Amendment A is toast, for now. Sixth Circuit Judge Christina Klinger yesterday nullified South Dakotans’ vote to write recreational marijuana, industrial hemp, and the regulation and taxation thereof into our Constitution.
Judge Klinger rejected the plaintiffs’ effort to frame their challenge to Amendment A as an election contest, saying that the complainants showed no evidence of irregularities in the conduct of voting or counting of votes. “Contestants have not alleged any irregularities during the 2020 General Election, much less shown anything suggesting the will of the voters was suppressed. As a result, the issues alleged are not appropriately resolved in an election contest cause of action.”
Judge Klinger chose instead to suppress the will of the voters herself by accepting the plaintiffs’ arguments that Amendment A encompasses multiple subjects and worked such a drastic change in our system of government that it had to arise from a constitutional convention, not the initiative petition process.
The defenders of Amendment A argued that Amendment A addressed the single subject of cannabis. Judge Klinger held their own words against them, noting that Amendment A only twice, in the separate definitions of primary terms marijuana and hemp. Judge Klinger says those very definitions define marijuana and hemp as separate subjects. Klinger goes on to identify Amendment A’s civil penalties for certain marijuana-related violations, restrictions on professional discipline for marijuana-related activities, the 15% excise tax on marijuana sales, and the allocation of that tax revenue to public schools and the general fund as “not ‘reasonably germane” to the overall topic of legalizing marijuana” and thus in violation of the single-subject rule for constitutional amendments enacted by voters in 2018.
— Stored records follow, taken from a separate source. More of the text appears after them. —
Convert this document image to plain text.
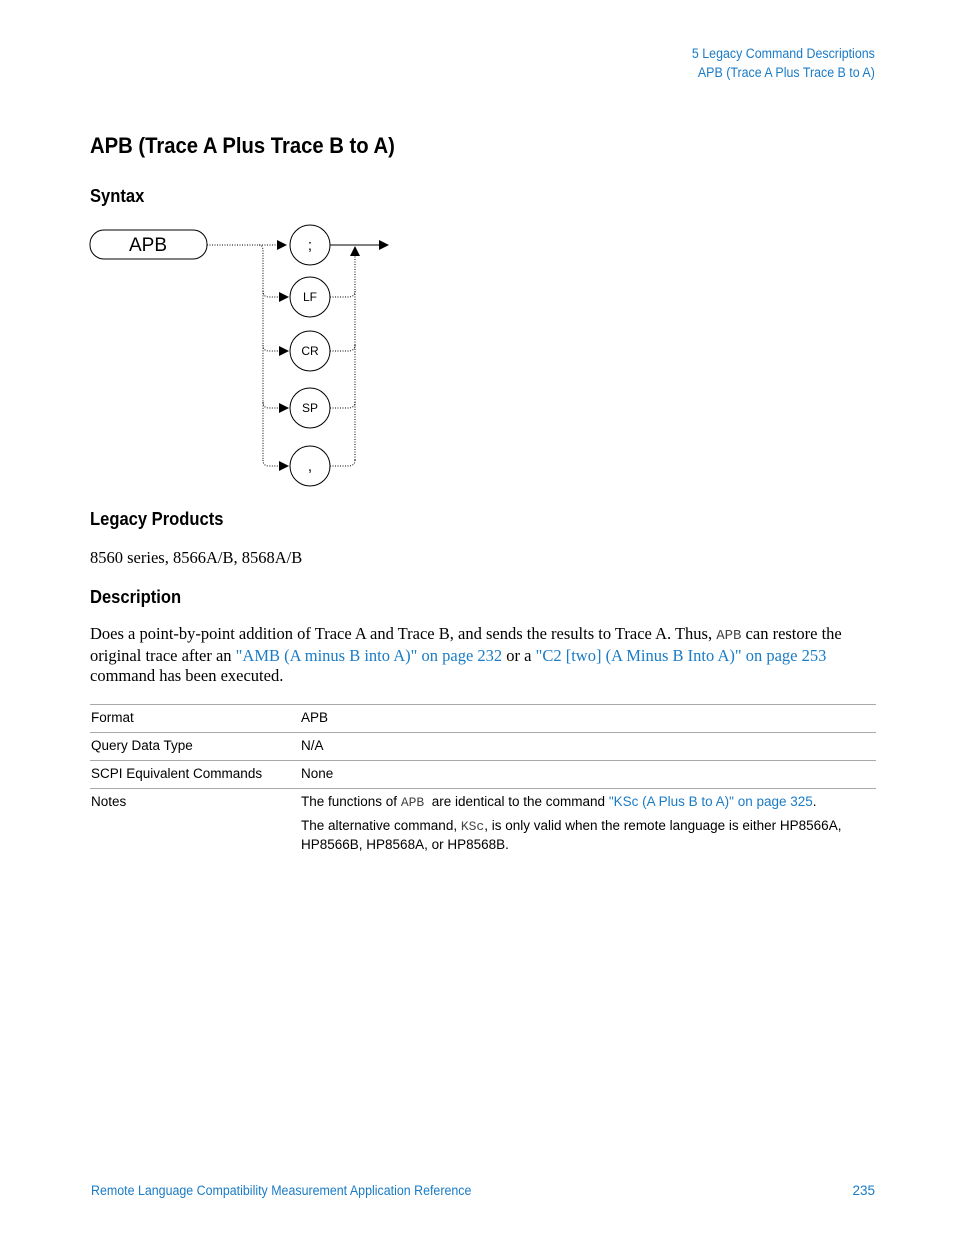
5 Legacy Command Descriptions
APB (Trace A Plus Trace B to A)
APB (Trace A Plus Trace B to A)
Syntax
APB	;
LF
CR
SP
,
Legacy Products
8560 series, 8566A/B, 8568A/B
Description
Does a point-by-point addition of Trace A and Trace B, and sends the results to Trace A. Thus, APB can restore the original trace after an "AMB (A minus B into A)" on page 232 or a "C2 [two] (A Minus B Into A)" on page 253 command has been executed.
Format	APB
Query Data Type	N/A
SCPI Equivalent Commands	None
Notes	The functions of APB  are identical to the command "KSc (A Plus B to A)" on page 325.

The alternative command, KSc, is only valid when the remote language is either HP8566A, HP8566B, HP8568A, or HP8568B.

Remote Language Compatibility Measurement Application Reference	235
In other words, voters cannot enact any comprehensive or complicated policy reforms via constitutional amendment. They must only deal with the narrowest issues in their proposed constitutional amendments. Any implications for enforcement, regulation, or taxation must be either parsed into multiple and thus impractical ballot measure campaigns, shoehorned into omnibus initiated measure petitions that the Legislature can overturn before enactment, or simply left to the will of the unresponsive Legislature and Governor who seek to consolidate their control over all policy manners in their elitist Republican hands.
Recognizing that her single-subject ruling would have sufficed, Judge Klinger nonetheless proceeds “in the interest of efficiency and the public importance” to lay down her judicial marker on the question of whether Amendment A was an amendment or a revision. Under the plaintiffs’ interpretation of Article 23 of the South Dakota Constitution, amendments—limited changes to the Constitution—can reach the ballot through the initiative petition process, while revisions—more extensive changes—must arise from a constitutional convention, which can be called by a three-fourths vote of both chambers of the Legislature or by a majority vote of the people called by initiative petition.
Judge Klinger said Amendment A “is not a drastic rewrite of the South Dakota Constitution.” She said Amendment A is not as extensive as a revision in an oft-cited California case on the subject of amendments versus revisions. “However, it does institute ‘far reaching changes in the nature of our basic governmental plan.'” Klinger identified multiple changes to government authority that cross her threshold of constitutional revision:
- Amendment A grants exclusive power to license and regulate aspects of marijuana to the Department of Revenue, boxing out the Legislature’s authority.
- Amendment A takes away the Legislature’s power to enact civil penalties for public marijuana use.
- Amendment A takes away the Governor’s power to reallocate authority over the licensing and regulation of marijuana to departments that might more efficiently manage pot policy.
- Amendment A “unconstitutionally waives the State’s sovereign immunity” and usurps the Legislature’s power to set the rules for how and when the state may be sued by empowering residents to sue the Department of Revenue if it failed to enact pot rules by April 1, 2022.
Judge Klinger also rejected the argument that the plaintiffs should have waged their complaint before the election. She said just the opposite: the courts don’t hear arguments against laws or constitutional amendments until the legislative process is complete and the law or amendment has been approved. Judge Klinger said hearing the plaintiffs’ challenge before the election would have violated the judiciary’s “principle of noninterference.” Judge Klinger’s ruling runs counter to the precedent set in numerous other states where courts have blocked initiatives from appearing on the ballot due to violations of the single-subject rule.
So put the doobage down, friends and neighbors: as it stands, pot stays illegal in South Dakota. Amendment A’s sponsors plan to appeal (and let’s see if the big money behind this measure have the guts to stick with a fight about broader initiative rights and constitutional law instead of the measly merits of marijuana), but for now, the only way you’re getting cannabis in your system come July 1 is with a doctor’s prescription.